June 15, 2026
Behavioral Analytics in NDR: Detecting What Signatures Miss
NDR, or Network Detection and Response, has become an essential part of today’s security solutions. Conventional approaches to the…
NetWitness
2 min read
NDR, or Network Detection and Response, has become an essential part of today's security solutions. Conventional approaches to the identification of security threats involve the use of signatures, IOCs, and other criteria established in advance to detect any suspicious activity. Although these mechanisms remain useful, there is a risk of overlooking sophisticated threats based on new TTPs. This is where behavioral analytics in NDR proves its worth.
Behavioral analysis consists in analyzing the behavior of the users, devices, applications, and other entities present on a network. By creating a profile that shows normal activity, NDR can help determine when something seems out of place. Such a capability has never been more relevant in light of today's APTs, insider threats, and fileless attacks.
It is the approach used that distinguishes behavioral detection from signature-based detection. Traditional detection systems rely on recognizing known patterns of attacks while behavioral detection applies machine learning algorithms and statistics. This means that whenever the behavior of any user changes, say accessing confidential information outside regular working hours or communicating with unknown external entities, the system will be able to recognize it as an anomaly.
Why Are Signatures Not Sufficient?
Cybercriminals frequently update their attack methods to get past conventional security measures. Traditional signature-based security solutions are only capable of identifying known threats because they require a known digital signature. Consequently, several problems arise:
- Inability to detect zero-day attacks.
- Difficulty identifying insider threats.
- Limited visibility into lateral movement within networks.
- Vulnerability to polymorphic malware that changes its code.
- Delayed response to emerging attack techniques.
Behavioral analytics addresses these gaps by focusing on actions rather than known threat fingerprints.
Key Capabilities of Behavioral Analytics in NDR
Modern NDR solutions use behavioral analytics to provide deeper network visibility and faster threat detection. Key capabilities include:
- Baseline Modeling: Defines what is considered "normal" network behavior of users, devices, and applications.
- Anomaly Detection: Detects any deviation from typical behavior patterns.
- User and Entity Behavior Analytics (UEBA): Tracks changes in behavior of both users and connected entities.
- Threat Hunting Assistance: Assists in investigating suspicious patterns actively.
- Risk Scoring: Determines which alerts deserve to be prioritized for being potentially malicious.

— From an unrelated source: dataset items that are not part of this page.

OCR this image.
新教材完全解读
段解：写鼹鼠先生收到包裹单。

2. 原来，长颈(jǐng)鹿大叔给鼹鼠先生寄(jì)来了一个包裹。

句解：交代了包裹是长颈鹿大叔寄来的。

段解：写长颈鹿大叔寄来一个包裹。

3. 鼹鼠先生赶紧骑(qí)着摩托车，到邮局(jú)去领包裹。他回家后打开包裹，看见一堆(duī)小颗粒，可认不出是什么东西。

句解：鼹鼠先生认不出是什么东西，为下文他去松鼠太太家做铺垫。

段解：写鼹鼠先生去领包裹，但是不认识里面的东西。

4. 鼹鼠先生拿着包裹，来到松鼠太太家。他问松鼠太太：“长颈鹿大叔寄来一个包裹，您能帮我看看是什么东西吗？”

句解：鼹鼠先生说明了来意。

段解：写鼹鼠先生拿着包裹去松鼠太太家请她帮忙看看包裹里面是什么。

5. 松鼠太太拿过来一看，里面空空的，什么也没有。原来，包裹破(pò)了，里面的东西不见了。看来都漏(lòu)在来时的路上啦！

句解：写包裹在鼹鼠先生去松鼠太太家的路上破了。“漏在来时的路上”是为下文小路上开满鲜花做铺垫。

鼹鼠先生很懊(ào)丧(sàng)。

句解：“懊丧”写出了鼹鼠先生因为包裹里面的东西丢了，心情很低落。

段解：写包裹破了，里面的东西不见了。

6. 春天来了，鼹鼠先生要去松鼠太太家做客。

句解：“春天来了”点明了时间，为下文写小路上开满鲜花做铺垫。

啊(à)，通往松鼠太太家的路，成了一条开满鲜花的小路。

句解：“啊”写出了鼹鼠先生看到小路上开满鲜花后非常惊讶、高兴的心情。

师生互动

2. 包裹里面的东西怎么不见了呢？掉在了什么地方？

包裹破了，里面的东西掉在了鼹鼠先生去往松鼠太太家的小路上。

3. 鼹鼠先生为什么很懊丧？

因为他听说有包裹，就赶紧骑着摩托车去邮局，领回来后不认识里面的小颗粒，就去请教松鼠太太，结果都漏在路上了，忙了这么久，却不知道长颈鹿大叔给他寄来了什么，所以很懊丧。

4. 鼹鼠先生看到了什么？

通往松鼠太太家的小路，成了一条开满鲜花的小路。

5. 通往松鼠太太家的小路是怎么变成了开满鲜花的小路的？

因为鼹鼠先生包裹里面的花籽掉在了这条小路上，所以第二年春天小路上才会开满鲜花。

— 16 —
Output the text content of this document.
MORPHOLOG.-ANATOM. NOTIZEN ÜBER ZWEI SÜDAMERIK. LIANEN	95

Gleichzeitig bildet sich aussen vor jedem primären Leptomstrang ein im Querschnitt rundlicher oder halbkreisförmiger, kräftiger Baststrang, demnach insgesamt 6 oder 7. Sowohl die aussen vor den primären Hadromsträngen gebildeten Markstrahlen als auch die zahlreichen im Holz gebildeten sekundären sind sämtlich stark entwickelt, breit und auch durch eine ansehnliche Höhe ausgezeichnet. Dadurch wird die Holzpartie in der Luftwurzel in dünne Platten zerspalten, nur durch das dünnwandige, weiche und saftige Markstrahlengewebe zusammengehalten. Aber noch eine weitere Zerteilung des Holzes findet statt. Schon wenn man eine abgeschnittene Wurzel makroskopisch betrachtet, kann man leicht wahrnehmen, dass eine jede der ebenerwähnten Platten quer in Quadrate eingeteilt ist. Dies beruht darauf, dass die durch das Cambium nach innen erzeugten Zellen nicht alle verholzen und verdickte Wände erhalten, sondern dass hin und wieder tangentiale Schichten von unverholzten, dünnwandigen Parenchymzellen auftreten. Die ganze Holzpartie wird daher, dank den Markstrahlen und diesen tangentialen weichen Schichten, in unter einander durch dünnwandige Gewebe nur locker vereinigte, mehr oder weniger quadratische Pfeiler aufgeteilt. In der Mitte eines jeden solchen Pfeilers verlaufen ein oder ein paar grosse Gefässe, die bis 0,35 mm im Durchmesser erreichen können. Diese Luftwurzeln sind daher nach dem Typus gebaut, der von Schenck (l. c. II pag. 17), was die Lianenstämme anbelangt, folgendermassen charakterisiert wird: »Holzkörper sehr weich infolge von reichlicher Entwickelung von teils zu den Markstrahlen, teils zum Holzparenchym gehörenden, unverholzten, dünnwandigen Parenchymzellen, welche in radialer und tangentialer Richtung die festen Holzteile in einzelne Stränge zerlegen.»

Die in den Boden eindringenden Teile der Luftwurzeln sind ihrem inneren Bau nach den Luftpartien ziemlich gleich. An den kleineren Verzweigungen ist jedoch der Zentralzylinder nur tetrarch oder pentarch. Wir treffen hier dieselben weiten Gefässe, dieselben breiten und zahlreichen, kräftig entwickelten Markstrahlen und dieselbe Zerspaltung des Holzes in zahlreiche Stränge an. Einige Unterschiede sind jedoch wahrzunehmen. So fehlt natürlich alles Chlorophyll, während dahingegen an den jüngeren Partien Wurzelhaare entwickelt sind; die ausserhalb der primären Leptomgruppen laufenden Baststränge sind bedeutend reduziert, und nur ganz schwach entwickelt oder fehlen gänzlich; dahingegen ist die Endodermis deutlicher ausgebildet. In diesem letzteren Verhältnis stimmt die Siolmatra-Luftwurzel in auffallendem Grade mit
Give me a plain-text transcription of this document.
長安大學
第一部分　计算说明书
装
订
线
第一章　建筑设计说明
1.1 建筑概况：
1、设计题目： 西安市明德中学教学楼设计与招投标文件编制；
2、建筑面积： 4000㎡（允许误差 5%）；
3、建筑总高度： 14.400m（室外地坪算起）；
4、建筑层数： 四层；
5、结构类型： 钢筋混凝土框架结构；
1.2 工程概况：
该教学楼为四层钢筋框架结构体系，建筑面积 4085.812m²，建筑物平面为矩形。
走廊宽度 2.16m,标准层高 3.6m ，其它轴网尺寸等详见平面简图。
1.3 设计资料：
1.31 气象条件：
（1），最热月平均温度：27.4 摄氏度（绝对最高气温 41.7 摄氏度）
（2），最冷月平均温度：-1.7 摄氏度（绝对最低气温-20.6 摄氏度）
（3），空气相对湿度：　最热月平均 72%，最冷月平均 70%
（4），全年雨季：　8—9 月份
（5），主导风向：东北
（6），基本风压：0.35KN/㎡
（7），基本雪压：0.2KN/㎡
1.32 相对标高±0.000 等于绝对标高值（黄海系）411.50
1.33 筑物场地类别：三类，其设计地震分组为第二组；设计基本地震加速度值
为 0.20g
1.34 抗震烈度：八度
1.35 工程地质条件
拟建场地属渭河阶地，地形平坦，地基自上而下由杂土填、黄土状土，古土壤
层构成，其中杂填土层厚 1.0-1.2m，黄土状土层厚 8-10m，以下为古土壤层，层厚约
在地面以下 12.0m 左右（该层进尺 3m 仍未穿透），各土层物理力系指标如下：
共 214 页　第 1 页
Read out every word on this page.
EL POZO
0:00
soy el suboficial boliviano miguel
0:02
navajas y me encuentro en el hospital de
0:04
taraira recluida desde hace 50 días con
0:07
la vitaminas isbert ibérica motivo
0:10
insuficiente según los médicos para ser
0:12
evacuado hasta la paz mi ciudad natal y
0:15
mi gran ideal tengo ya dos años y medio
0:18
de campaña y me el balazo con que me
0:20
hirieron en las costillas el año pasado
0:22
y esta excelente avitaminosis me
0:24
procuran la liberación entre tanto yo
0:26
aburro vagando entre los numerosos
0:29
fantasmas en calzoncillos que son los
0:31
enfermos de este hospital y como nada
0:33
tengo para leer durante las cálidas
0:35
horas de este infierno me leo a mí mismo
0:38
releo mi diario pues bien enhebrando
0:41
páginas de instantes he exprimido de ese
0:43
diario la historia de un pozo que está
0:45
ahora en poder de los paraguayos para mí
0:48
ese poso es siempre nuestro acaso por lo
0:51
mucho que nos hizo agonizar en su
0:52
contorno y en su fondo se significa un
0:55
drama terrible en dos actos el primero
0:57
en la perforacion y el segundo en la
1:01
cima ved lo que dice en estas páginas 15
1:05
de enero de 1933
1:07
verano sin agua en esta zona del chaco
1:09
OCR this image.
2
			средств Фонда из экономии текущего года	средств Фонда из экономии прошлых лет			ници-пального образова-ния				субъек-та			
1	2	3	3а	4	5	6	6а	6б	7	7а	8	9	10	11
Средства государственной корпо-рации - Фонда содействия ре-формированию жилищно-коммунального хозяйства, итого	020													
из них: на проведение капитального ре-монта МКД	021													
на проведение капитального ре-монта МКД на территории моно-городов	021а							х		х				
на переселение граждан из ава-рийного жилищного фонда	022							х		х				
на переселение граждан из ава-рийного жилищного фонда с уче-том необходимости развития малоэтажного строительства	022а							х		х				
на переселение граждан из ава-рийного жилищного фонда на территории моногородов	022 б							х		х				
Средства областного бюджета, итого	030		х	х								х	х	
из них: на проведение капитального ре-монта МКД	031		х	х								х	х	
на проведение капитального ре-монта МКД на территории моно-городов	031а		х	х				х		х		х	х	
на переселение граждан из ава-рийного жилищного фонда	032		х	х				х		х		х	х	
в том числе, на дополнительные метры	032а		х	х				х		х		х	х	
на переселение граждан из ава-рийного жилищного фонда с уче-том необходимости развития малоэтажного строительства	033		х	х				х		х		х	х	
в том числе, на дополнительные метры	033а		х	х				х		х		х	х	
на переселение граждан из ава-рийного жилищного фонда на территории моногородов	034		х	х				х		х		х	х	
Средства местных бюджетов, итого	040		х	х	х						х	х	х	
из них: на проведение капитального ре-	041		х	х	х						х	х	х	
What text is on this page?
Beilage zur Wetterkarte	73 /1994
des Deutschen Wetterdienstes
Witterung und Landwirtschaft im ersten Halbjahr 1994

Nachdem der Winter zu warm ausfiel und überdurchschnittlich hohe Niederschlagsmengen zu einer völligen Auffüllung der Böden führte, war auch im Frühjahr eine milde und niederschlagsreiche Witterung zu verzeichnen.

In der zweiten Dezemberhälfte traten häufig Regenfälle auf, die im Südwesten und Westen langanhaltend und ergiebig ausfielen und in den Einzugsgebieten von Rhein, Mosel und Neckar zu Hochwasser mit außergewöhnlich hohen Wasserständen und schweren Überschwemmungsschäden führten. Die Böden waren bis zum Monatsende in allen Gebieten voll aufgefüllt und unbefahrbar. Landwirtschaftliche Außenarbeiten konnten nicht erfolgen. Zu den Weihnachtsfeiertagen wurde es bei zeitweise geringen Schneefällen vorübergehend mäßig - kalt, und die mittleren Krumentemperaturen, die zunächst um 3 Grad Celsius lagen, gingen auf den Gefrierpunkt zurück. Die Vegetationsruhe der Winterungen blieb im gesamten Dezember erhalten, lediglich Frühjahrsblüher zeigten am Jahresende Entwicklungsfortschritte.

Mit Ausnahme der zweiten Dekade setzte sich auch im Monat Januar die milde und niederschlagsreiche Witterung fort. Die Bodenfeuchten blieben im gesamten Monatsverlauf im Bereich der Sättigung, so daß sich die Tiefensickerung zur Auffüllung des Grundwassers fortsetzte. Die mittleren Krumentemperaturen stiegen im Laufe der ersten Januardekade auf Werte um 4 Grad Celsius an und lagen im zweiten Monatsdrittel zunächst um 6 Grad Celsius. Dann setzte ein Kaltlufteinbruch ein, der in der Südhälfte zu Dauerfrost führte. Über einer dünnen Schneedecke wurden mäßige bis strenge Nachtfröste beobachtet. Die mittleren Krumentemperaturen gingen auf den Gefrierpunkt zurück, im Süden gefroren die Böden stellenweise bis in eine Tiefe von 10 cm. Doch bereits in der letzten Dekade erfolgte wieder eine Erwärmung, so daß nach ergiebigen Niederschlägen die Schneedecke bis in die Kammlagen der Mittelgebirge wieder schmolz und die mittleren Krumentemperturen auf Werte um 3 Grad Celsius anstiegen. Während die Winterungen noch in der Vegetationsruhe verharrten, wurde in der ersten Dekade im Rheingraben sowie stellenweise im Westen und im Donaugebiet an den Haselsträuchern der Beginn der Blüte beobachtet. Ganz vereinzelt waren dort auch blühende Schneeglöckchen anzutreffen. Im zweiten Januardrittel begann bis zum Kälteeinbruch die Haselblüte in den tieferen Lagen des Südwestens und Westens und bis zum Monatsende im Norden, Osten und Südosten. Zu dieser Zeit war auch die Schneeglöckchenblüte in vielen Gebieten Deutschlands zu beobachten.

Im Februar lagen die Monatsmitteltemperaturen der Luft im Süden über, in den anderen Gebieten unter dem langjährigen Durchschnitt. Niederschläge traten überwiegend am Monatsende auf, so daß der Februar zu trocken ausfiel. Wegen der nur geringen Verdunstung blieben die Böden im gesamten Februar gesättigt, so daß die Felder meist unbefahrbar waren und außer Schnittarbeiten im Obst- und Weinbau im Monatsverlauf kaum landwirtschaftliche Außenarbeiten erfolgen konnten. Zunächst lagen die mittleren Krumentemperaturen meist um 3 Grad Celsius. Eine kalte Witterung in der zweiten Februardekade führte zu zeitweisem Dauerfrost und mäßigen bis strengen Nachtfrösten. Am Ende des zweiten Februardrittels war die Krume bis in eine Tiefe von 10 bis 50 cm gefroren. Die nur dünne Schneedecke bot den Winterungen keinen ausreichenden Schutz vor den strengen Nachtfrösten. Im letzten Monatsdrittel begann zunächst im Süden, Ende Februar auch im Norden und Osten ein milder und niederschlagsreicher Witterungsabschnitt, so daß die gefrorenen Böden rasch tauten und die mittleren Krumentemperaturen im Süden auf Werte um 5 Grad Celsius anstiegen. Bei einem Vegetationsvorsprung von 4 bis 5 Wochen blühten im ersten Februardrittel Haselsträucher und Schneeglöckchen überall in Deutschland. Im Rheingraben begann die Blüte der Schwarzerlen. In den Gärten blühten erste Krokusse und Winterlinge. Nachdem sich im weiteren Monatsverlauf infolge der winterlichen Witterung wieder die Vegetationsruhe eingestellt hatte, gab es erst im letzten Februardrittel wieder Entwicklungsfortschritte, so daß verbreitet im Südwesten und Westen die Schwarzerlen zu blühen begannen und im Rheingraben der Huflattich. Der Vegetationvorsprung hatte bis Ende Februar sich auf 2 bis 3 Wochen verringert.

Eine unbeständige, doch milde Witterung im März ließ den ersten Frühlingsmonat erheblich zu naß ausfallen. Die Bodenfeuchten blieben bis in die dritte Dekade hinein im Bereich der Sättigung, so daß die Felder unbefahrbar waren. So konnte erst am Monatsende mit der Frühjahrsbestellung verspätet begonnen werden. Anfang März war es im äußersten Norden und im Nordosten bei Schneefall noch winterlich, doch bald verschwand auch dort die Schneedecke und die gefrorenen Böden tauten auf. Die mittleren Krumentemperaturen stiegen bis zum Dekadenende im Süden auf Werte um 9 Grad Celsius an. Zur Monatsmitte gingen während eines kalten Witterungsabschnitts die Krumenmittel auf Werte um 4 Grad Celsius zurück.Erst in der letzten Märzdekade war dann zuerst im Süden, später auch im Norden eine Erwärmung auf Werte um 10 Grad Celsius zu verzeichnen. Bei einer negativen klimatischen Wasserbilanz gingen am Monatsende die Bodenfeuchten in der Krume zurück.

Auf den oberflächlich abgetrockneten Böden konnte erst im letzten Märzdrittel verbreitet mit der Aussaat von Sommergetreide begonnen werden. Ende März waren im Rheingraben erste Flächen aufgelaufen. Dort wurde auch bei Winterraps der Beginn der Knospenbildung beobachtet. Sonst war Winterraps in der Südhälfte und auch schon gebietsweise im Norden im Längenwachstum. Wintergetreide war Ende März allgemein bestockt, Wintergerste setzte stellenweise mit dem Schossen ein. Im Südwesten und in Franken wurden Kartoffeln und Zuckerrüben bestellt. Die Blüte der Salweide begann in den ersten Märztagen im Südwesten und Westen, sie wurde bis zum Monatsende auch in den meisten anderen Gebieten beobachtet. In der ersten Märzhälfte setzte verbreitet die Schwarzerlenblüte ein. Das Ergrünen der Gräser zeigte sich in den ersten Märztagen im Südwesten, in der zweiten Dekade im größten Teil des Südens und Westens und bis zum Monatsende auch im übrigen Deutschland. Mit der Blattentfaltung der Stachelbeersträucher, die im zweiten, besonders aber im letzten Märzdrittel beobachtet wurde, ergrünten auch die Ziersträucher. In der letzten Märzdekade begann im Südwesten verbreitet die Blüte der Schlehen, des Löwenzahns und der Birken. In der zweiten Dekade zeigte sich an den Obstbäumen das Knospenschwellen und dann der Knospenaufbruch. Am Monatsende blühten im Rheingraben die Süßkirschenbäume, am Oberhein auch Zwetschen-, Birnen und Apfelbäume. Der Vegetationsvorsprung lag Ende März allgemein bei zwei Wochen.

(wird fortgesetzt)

All these features help SOCs focus on more serious matters than being flooded with alerts.
Detection Scenarios in Real World
The use of behavioral analytics works well in cases where signatures are ineffective. For instance:
- A compromised employee account downloads unusually large volumes of sensitive data.
- An internal workstation begins communicating with multiple systems across different network segments.
- A server suddenly initiates outbound connections to unfamiliar geographic regions.
- A trusted application exhibits abnormal traffic patterns that differ from its historical behavior.
- An attacker uses legitimate administrative tools to move laterally across the network.
In each case, the activity may not match any known malware signature, yet the behavioral deviation can signal a potential compromise.
Benefits for Security Teams
Organizations adopting behavioral analytics within NDR gain several advantages:
- Earlier detection of unknown threats.
- Improved visibility into network activity.
- Reduced dependence on threat intelligence updates.
- Enhanced detection of insider and credential-based attacks.
- Better prioritization of security incidents.
- Faster incident investigation and response.
Moreover, by correlating any behavioral anomalies detected in multiple entities within the network, behavioral analysis techniques can help in gaining insights into the magnitude of the threat posed to the enterprise.
Challenges and Issues
Although there are many benefits associated with behavioral analysis techniques, there are certain issues with the technique as well. Accurate detection of behavioral baselines requires a large amount of historical data to be available, and constant tuning as well. Furthermore, organizations are likely to suffer from false positives initially as the system learns about normal behavior. Lastly, good quality network telemetry is critical to ensure success.
However, for optimum results, behavioral analysis must complement, not replace, signature-based detection.
Conclusion
With advancements in cyber attack methods, there comes a need to enhance the detection process further. This is where behavioral analysis plays an important role in providing NDR systems with an extra tool to identify even slight discrepancies and possible threats to the organization's network that cannot be identified by using just the signature-based approach.